The electric tramways run far out from Leicester, and in the town itself form a maze of lines that only the Leicester people themselves can readily understand. The long approach by the London road, composed as it is of the residential quarters of the wealthier classes, is the best of all the entrances, just as Belgrave, on the north, is the worst; but in the olden days this was “Gallowtree Gate,” leading uphill from the hollow in which the town stands, to the place of execution. Here you pass the Victoria Park, and so come at length to the centre of the busy place, at the Clock Tower. But in 1600 the “London Waye,” as Speed on his map of that date describes it, was the Welford Road, on the left hand, which, branching from our road at Northampton, and avoiding Harborough, came into Leicester in a mile and a half less. It led through the town by way of Highcross Street, North Bridge, and Frog Island. But Ogilby, in his Britannia, of seventy years later, gives the London road as now used.

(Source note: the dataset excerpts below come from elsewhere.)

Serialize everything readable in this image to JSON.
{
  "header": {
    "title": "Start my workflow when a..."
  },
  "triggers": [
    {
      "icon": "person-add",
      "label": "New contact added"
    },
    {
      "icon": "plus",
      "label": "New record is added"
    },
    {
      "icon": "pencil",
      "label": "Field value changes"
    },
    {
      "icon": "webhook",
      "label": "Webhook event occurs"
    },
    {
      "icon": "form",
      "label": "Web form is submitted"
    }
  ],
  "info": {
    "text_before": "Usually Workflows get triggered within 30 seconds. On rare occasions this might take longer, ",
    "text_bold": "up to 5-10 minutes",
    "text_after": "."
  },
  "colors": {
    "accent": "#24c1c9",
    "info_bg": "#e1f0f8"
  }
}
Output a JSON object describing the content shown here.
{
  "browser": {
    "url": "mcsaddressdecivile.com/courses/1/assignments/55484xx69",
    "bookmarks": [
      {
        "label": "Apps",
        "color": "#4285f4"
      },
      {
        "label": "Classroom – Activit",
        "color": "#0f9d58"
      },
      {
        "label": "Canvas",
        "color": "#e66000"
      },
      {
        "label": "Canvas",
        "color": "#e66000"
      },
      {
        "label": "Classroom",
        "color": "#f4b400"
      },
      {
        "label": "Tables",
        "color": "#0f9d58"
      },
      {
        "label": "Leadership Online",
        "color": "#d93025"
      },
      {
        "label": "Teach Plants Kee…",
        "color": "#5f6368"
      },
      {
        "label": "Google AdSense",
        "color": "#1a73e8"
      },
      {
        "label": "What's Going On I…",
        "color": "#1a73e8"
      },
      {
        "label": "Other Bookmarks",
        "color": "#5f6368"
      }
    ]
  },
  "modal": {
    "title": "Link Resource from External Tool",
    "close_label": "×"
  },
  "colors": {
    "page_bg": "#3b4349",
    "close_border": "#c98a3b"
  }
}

The Clock Tower, the centre of modern Leicester, is what the Forum was to ancient Rome. Everything centres around it. Dr. Johnson said that the tide of London life ran most strongly at Charing Cross, and even more justly it may be said that the tide of Leicester’s busy days eddies with greatest force at the Clock Tower. This is a particularly fine stone structure with spire, standing in the centre of the road where the five great thoroughfares of Gallowtree Gate, Belgrave Gate, Church Gate, Humberstone Gate, and High Street meet. It was built in 1868, as a tribute to the memory of four Leicester worthies: Simon de Montfort, Earl of Leicester; William of Wyggeston, the founder, in the early part of the sixteenth century, of the Wyggeston Hospital, whose money now also supports the Wyggeston Schools; Sir Thomas White, and Gabriel Newton, benefactors of the sixteenth and eighteenth centuries.

Roman Leicester centred around the site of the mediæval castle, some distance away, the Clock Tower standing outside the East Gate.